Pittsburgh Noir roars forth, exploring the hidden underworld of what has often been called the most livable city in America. Despite Pittsburgh being labeled the country’s most livable city, the fictional citizens populating the 14 high-quality stories in Akashic’s noir anthology centered on the Steel City have the same dreams, frustrations, passions, and vices as anyone else.
When the steel business faltered and died, ‘the smoky city’ reinvented itself as a white-collar urban site, fueled by its thriving universities. It had been a place so dark with pollution in the steel days that men carried clean shirts with them to work in order to change during the day. Now you can see the hills, the rivers, the rhythmic skyline—and as the cameras are fond of displaying at sports events, the city is now glittering and beautiful.

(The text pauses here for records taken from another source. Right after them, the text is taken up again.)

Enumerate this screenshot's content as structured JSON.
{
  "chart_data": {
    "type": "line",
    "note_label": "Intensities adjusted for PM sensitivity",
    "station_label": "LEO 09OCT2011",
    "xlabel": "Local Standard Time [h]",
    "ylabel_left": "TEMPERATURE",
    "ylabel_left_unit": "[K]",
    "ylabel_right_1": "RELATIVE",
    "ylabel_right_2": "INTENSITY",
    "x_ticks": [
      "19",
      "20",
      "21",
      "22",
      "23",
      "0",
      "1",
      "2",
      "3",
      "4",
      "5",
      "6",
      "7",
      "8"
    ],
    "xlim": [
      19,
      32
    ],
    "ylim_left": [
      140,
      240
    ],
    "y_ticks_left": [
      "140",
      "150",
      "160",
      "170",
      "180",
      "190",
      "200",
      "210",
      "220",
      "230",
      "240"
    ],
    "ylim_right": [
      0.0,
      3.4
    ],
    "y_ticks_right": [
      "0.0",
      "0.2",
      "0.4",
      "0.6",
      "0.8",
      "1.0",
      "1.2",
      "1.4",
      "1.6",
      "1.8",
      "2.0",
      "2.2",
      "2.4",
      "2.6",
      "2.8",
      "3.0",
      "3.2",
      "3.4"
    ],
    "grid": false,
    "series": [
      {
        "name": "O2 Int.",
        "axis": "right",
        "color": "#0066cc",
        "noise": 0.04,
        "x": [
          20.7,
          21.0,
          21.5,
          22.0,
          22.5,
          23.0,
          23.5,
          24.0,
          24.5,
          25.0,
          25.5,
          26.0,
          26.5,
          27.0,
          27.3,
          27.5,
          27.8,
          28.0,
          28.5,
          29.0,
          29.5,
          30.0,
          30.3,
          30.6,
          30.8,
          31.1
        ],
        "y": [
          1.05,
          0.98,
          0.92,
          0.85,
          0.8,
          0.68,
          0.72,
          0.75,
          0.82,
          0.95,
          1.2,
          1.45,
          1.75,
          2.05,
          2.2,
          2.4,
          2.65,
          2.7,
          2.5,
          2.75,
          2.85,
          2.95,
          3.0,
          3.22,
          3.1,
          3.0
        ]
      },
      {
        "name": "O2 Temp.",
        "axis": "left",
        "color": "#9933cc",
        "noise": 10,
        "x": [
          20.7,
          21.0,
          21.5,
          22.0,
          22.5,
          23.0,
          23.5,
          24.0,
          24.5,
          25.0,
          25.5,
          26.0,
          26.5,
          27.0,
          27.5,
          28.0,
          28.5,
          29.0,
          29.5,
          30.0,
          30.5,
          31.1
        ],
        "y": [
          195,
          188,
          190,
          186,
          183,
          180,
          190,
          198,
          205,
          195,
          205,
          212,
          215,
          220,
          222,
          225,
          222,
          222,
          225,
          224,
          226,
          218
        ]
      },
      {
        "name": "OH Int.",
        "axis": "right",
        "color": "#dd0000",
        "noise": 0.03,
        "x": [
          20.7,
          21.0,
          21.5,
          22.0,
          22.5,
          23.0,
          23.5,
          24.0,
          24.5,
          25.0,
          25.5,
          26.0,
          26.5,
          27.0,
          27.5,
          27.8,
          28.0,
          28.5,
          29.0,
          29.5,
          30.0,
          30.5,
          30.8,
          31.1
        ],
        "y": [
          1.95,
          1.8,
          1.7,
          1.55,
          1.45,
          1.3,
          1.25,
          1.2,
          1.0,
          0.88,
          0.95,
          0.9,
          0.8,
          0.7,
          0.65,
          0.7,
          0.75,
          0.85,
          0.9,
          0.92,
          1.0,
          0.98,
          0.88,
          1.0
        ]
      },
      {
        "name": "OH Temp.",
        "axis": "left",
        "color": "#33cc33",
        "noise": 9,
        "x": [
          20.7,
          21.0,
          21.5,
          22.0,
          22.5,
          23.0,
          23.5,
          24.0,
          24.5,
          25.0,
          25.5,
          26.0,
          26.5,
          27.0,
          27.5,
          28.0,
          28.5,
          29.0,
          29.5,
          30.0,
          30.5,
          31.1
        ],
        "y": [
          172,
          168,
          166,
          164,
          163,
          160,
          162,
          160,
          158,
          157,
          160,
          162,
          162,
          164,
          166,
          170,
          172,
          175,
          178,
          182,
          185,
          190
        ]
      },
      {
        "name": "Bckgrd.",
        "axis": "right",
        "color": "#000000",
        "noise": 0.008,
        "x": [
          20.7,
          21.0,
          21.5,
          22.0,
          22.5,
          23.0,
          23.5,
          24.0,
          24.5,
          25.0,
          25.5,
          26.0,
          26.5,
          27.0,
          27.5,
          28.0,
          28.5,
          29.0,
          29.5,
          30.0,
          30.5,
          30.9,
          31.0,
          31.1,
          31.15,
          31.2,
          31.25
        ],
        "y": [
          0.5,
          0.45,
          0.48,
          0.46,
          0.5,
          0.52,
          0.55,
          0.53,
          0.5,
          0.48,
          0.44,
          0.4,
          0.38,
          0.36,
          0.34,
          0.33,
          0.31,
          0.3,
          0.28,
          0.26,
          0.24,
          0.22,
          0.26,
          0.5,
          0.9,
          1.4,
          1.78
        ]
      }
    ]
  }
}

What is Pittsburgh to noir and noir to Pittsburgh? It certainly has its rough streets and grisly murders. But dark crime stories depend on something in addition to killing. The best examples of the genre revolve around private moralities and private law; they are the stories of people pushing against real or imagined oppression. In Pittsburgh Noir, as in most of the novels and films that gave the genre its name, the real story is the dark underbelly of existence, the fear and guilt and rebellion and denial in regular people: the woman buying groceries, the man grilling hot dogs. Their secret lives.